Though world literature is a niche market in the US, efforts are being made, according to Silverberg, citing the recent addition of an award for translated literature at the National Book Awards as an example. “It opens up the doors for the translated literature in the US in a way that we have never seen before.”
Ira Silverberg, a senior editor at New York-based publishing house Simon & Schuster, speaks at the Korean Literature Showcase hosted by the Literature Translation Institute of Korea on Wednesday at Coex in Seoul. (Yonhap)
Korean literature might have a better chance attracting a reading public, especially after the success of Han Kang and all the news regarding the Korean Peninsula. ” I think it’s a good time for Korean fiction, especially right now with Korea being in the news so much in the states,” said Silverberg, adding, “There is quite a lot to talk about Korean fiction right now.”

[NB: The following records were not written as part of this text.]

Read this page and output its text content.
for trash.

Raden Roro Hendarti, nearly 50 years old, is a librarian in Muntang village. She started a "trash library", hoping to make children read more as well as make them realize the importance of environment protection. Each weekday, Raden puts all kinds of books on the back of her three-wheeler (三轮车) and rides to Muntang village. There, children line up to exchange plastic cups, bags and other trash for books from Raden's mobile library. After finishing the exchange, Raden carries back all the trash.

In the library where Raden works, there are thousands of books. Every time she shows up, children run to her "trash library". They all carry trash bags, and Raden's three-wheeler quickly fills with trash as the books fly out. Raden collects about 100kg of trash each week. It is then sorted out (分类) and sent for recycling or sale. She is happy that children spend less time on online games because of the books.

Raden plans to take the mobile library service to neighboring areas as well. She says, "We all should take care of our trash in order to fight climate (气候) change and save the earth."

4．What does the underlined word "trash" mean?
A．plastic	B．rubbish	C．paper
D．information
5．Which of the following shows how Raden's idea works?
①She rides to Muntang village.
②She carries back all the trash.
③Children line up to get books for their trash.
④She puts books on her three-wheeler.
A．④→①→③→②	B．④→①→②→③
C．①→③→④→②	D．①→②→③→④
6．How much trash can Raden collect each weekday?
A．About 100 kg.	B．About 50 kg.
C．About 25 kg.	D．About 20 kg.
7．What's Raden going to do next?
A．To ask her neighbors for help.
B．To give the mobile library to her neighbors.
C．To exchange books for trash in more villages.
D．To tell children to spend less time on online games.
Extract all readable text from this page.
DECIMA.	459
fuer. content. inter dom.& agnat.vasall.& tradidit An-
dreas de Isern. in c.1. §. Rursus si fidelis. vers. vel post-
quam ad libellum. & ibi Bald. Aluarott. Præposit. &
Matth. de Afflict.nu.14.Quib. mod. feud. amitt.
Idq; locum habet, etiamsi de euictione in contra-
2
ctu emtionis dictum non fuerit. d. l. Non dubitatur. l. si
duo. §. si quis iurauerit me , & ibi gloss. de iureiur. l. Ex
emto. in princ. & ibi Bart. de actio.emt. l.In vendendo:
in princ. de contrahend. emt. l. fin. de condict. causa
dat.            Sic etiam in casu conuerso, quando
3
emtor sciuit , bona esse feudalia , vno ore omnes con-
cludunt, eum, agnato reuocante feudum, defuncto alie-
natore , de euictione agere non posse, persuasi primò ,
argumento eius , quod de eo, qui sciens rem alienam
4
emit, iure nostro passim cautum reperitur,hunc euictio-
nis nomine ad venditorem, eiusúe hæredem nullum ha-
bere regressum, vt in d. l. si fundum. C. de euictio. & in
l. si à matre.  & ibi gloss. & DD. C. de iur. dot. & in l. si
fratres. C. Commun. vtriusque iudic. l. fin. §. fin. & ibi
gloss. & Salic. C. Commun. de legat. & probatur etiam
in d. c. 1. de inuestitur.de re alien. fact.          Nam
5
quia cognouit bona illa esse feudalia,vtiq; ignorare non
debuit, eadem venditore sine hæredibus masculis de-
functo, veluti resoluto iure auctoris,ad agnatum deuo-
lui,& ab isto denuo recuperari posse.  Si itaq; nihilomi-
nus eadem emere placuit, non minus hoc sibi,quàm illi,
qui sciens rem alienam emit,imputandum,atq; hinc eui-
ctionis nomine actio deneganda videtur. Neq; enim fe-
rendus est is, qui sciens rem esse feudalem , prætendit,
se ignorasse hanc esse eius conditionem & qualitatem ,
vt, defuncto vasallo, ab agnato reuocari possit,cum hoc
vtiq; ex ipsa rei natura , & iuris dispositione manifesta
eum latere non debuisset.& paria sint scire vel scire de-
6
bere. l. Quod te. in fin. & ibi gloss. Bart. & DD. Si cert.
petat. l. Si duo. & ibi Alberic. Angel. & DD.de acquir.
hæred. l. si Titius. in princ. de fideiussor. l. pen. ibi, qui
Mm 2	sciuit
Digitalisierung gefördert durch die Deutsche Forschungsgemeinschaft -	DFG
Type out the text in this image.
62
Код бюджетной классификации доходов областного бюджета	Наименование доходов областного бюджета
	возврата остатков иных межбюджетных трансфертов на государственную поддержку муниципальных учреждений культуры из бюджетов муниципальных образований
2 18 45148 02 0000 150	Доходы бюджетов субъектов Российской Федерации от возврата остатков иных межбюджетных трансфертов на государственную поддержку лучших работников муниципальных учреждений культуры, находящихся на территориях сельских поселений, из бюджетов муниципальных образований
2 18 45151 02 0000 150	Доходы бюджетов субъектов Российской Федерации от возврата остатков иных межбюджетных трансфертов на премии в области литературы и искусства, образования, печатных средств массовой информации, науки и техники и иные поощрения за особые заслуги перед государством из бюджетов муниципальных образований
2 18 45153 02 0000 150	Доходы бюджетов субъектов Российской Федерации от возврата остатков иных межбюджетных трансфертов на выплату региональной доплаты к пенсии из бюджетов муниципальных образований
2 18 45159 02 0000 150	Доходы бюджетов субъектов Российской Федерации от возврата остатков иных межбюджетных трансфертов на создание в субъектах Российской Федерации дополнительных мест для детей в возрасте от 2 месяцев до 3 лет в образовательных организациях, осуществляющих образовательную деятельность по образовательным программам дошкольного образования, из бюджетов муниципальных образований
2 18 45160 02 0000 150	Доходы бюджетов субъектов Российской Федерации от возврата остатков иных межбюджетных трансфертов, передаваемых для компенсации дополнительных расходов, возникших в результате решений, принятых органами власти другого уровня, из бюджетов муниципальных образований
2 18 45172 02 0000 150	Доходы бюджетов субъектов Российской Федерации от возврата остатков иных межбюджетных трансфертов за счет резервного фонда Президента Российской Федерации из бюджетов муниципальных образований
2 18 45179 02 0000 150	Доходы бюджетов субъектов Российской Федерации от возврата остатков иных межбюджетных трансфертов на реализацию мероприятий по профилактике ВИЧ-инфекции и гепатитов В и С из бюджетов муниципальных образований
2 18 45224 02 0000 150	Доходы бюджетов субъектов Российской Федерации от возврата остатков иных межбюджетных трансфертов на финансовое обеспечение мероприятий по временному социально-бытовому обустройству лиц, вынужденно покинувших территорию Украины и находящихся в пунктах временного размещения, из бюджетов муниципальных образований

As for what US readers would be interested in, Silverberg said, “It’s not like people want to read about the war (Korean War). The impact of that war on the American psyche -- I hope -- would lead to more curiosity in the same way that I think we are reckoning with Vietnam much more now than we ever have.“
Silverberg said he appreciates the efforts made by Literature Translation Institute of Korea, which offers the editors with translation samples of Korean literature, to which they would otherwise not have access.
The 2018 Seoul International Book Fair kicked off on Thursday at Coex under the theme of “New Definition.” The annual book fair has invited 234 Korean publishers and 91 foreign publishing companies from 32 overseas countries.
Along with publishing industry conferences, the book fair is hosting a number of events for the general public, including “Reading Clinic,” where people who have pre-registered get to talk with authors, who will, in turn, prescribe books for them. Another booth at the fair allows selected visitors to make their own audio books.